I never really felt like I was a good daughter. Well, I guess that’s not actually true. I never felt good enough, at least. Part of that, I know, comes from my upbringing, but really, who could ever feel good enough with a father like mine. Wait, no, ok, that makes him sound horrible. He’s not, at all, I mean – he treats me wonderfully, but he’s so… geez, I don’t know. Let me just start at the beginning, and you’ll see what I mean.

xxx

Six years old, I was living in an orphanage with twenty other children and six caretakers. It wasn’t like in the movies – dark and depressing, with an old lady who treats us like animals. It was fine, really. I just wished for something more. As you can imagine, while it may have been pleasant enough at the Alexandra House, I would have been much more satisfied in a home with parents.

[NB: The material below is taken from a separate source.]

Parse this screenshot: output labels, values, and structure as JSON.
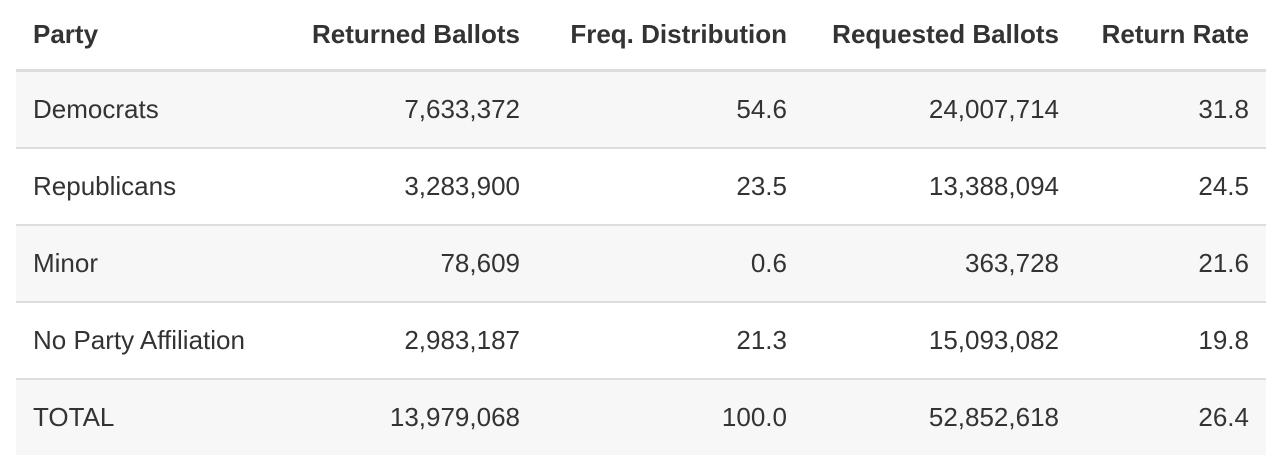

June 20th of the year I turned seven, two men applied for a child. I was in the nurse’s office behind reception when they came, so I listened curiously to the conversation between them and the main caretaker, Audrey. They exchanged greetings with an air of formality before Audrey began questioning them regarding the child they desired. Standard inquiries, so I started to tune out the conversation, but my attention was quickly brought back when the first man when he interrupted Audrey, stating, “We’re not actually looking for a particular age or gender. Could we, actually, ask a few questions of each child?”

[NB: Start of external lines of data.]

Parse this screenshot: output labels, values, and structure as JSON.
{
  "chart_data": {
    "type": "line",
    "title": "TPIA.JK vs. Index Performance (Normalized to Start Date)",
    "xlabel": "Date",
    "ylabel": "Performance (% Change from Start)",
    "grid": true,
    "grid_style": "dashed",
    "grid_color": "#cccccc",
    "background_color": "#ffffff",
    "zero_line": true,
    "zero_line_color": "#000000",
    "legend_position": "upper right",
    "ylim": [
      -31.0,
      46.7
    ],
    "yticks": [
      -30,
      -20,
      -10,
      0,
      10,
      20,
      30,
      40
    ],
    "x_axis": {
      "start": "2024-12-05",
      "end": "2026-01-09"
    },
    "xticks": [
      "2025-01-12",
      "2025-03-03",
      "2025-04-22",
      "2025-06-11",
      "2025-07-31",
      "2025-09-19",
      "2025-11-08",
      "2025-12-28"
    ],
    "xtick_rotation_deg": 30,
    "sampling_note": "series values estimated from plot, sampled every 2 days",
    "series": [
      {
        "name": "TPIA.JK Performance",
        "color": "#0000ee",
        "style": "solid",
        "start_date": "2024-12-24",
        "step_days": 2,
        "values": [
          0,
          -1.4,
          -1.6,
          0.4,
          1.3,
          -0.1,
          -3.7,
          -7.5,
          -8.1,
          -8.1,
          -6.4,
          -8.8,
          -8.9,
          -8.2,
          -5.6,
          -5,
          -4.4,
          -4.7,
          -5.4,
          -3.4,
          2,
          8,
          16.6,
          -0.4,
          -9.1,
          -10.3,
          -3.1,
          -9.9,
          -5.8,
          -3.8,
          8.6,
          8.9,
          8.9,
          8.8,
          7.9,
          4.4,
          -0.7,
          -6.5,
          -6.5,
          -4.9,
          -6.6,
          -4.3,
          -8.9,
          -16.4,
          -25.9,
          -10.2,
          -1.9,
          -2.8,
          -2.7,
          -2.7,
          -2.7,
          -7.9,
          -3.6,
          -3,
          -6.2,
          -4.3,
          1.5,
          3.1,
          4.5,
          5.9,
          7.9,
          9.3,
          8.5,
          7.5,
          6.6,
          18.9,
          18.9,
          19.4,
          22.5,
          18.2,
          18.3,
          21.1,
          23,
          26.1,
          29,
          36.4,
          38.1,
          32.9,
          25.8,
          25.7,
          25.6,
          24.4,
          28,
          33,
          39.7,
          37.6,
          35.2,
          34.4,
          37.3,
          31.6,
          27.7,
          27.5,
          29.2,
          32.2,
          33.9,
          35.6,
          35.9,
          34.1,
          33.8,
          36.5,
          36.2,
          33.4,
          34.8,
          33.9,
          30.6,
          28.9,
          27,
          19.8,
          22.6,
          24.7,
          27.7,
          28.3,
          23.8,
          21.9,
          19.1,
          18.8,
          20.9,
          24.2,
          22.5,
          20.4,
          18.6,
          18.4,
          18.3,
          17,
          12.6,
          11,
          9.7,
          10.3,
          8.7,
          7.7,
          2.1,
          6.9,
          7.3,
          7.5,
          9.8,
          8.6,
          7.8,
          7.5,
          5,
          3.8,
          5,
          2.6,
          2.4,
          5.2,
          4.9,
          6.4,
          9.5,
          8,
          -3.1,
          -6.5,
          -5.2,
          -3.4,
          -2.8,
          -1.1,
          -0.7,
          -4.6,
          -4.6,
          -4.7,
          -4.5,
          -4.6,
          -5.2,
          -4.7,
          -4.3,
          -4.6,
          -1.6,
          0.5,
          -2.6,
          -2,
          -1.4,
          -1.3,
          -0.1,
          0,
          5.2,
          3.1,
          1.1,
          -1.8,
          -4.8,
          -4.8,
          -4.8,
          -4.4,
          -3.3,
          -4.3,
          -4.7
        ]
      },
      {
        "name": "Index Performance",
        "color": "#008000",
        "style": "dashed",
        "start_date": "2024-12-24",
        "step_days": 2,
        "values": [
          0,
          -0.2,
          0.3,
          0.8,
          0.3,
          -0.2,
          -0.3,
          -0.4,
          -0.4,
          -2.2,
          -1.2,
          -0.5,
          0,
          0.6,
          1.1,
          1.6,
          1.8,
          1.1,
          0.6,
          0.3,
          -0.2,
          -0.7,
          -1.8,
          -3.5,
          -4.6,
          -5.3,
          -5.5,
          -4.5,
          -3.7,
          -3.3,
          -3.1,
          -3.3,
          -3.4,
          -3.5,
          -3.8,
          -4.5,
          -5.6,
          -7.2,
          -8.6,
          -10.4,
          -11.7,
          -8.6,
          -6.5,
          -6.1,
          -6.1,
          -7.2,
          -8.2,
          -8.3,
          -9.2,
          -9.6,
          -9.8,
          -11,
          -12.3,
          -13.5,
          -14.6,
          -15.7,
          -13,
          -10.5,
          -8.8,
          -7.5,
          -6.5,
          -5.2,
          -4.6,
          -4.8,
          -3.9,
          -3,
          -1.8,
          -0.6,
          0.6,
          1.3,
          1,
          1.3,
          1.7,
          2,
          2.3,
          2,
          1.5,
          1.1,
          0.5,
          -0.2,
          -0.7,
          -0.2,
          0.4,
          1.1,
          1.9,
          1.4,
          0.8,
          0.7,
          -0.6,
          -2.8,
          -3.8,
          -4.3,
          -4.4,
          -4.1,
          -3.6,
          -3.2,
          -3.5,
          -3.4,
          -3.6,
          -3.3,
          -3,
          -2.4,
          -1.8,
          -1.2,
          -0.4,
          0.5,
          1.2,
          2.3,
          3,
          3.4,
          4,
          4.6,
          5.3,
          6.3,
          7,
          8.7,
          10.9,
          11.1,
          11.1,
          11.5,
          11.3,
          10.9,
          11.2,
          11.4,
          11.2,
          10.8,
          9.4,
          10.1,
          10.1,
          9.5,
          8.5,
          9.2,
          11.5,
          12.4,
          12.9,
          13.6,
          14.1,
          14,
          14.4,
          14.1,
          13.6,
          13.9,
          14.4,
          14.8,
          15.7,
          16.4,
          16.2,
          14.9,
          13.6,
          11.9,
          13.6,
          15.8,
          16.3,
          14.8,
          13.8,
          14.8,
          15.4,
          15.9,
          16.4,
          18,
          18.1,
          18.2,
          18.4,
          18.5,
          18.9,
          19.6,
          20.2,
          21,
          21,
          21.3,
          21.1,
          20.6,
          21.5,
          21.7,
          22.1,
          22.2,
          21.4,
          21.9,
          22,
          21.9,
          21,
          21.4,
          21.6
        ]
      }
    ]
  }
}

Audrey looked slightly taken aback – understandably, as normally anyone who came in here for a child knew just what “kind” of child they were looking for, as objectifying as it was. Sometimes the prospective parents talked to two or three children to get a sense of their personality, but never had anyone wanted to talk to every child.

“Er, yes, of course. That would be fine” Audrey stammered, “this way, please”

She led them to the small office down the hall, to where I could no longer hear them converse. Leaning back on the small, uncomfortable nurse-office-cot, I practiced a greeting in my head. Impressing prospective parents was not my strong suit, but I figured I’d give myself a chance. My nurse walked back into the room, smiling gently as she held up the bandaging she’d retrieved.

“Let’s get that knee patched up, shall we?”

I winced in pain as she dabbed my injury with alcohol before wrapping it up, and the couple was pushed from my mind until later that day.